Dificultando o Simples?

10/11/2016 08:36

Não há dúvidas de que um dos temas mais comentados e aguardados no mundo empresarial brasileiro no momento é a reforma do Simples Nacional.

Isso porque o regime de tributação mais simples – destinado para a fomentação do empreendedorismo nacional – passará por uma série de mudanças que afetarão milhões de empresas em todo o Brasil.

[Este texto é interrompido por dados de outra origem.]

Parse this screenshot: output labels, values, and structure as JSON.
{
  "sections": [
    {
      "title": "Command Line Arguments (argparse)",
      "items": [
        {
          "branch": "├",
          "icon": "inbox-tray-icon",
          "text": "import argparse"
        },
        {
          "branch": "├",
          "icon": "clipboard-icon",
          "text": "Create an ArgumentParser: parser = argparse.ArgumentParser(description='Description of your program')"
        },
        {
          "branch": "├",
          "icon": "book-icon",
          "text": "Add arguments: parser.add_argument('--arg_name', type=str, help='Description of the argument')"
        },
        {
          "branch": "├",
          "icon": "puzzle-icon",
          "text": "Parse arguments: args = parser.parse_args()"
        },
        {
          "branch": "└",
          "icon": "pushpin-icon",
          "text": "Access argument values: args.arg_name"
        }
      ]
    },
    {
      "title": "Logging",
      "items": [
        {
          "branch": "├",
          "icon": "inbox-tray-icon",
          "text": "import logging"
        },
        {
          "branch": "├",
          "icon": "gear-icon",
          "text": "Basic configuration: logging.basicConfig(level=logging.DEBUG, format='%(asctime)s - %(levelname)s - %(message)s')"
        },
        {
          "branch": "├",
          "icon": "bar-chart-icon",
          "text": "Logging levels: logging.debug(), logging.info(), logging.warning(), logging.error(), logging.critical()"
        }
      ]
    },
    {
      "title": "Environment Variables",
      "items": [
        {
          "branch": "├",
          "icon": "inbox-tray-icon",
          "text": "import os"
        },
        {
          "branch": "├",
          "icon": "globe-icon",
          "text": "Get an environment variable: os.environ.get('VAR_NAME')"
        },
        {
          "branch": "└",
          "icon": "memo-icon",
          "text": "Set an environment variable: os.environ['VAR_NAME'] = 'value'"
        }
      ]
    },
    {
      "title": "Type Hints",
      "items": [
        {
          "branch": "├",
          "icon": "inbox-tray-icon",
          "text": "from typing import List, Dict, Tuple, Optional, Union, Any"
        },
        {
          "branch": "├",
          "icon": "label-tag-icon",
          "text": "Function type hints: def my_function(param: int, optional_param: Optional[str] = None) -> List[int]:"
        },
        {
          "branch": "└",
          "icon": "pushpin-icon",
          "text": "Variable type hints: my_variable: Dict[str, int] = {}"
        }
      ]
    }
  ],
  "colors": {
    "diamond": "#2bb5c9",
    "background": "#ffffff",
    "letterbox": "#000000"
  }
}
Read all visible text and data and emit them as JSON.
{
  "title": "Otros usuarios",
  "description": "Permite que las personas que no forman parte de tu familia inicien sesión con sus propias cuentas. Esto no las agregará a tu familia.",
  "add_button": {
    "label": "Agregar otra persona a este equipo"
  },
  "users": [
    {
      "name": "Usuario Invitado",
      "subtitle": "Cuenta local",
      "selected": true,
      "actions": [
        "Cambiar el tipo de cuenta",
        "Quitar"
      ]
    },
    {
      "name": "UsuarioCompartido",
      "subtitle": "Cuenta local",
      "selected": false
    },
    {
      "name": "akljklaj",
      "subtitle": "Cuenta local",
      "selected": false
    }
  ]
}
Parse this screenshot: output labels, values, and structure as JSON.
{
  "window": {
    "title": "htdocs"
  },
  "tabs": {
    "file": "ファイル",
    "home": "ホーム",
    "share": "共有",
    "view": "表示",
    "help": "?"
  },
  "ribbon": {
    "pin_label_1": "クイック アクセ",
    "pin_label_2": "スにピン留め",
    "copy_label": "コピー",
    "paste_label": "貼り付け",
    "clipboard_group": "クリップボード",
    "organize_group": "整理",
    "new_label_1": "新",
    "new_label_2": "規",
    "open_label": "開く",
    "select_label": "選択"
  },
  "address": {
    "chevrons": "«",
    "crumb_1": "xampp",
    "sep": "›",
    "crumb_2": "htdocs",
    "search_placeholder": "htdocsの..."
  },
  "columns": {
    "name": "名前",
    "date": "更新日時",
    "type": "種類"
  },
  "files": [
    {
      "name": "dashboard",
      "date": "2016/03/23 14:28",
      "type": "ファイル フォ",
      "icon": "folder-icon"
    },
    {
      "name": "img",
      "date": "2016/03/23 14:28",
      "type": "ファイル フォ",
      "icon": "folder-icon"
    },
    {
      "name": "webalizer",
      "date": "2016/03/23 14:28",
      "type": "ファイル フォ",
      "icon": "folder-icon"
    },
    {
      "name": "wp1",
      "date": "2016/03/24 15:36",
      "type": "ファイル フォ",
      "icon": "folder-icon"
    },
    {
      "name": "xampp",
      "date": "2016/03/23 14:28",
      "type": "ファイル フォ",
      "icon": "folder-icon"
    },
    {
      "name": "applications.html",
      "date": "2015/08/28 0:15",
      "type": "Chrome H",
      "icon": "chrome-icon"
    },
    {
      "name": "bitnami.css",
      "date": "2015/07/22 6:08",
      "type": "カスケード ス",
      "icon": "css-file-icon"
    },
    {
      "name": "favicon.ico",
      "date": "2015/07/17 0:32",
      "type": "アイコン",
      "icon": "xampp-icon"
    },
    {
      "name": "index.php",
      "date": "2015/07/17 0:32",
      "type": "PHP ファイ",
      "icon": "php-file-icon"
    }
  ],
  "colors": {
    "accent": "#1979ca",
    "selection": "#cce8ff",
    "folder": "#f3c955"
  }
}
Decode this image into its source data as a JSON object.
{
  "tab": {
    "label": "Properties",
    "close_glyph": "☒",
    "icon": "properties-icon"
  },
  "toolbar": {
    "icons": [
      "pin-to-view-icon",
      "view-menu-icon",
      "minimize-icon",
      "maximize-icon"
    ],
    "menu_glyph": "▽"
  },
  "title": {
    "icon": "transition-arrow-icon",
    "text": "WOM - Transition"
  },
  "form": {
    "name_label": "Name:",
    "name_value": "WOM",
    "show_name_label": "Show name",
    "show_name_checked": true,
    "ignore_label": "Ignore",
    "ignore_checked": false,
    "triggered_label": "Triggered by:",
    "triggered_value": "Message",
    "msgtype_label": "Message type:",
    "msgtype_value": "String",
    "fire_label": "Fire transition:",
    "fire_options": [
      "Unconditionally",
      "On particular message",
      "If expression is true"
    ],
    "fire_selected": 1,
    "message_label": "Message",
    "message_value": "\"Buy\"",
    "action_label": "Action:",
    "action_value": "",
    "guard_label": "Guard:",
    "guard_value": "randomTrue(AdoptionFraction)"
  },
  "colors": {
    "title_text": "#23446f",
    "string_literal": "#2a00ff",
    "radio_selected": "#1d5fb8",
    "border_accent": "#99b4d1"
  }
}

O Projeto de Lei 125/2015 já havia sido aprovado em votação na Câmara, antes de ser encaminhado para o Senado. Na Casa Alta, o PL passou por algumas alterações em seu texto e foi novamente aprovado entre os deputados. Então, em outubro, ela foi sancionada pelo presidente Michel Temer.

Contribuinte pessimista

E para verificar o que o contribuinte pensa das alterações no regime, o BlogSkill disponibilizou no ar ao longo do mês de outubro uma enquete sobre o Simples Nacional.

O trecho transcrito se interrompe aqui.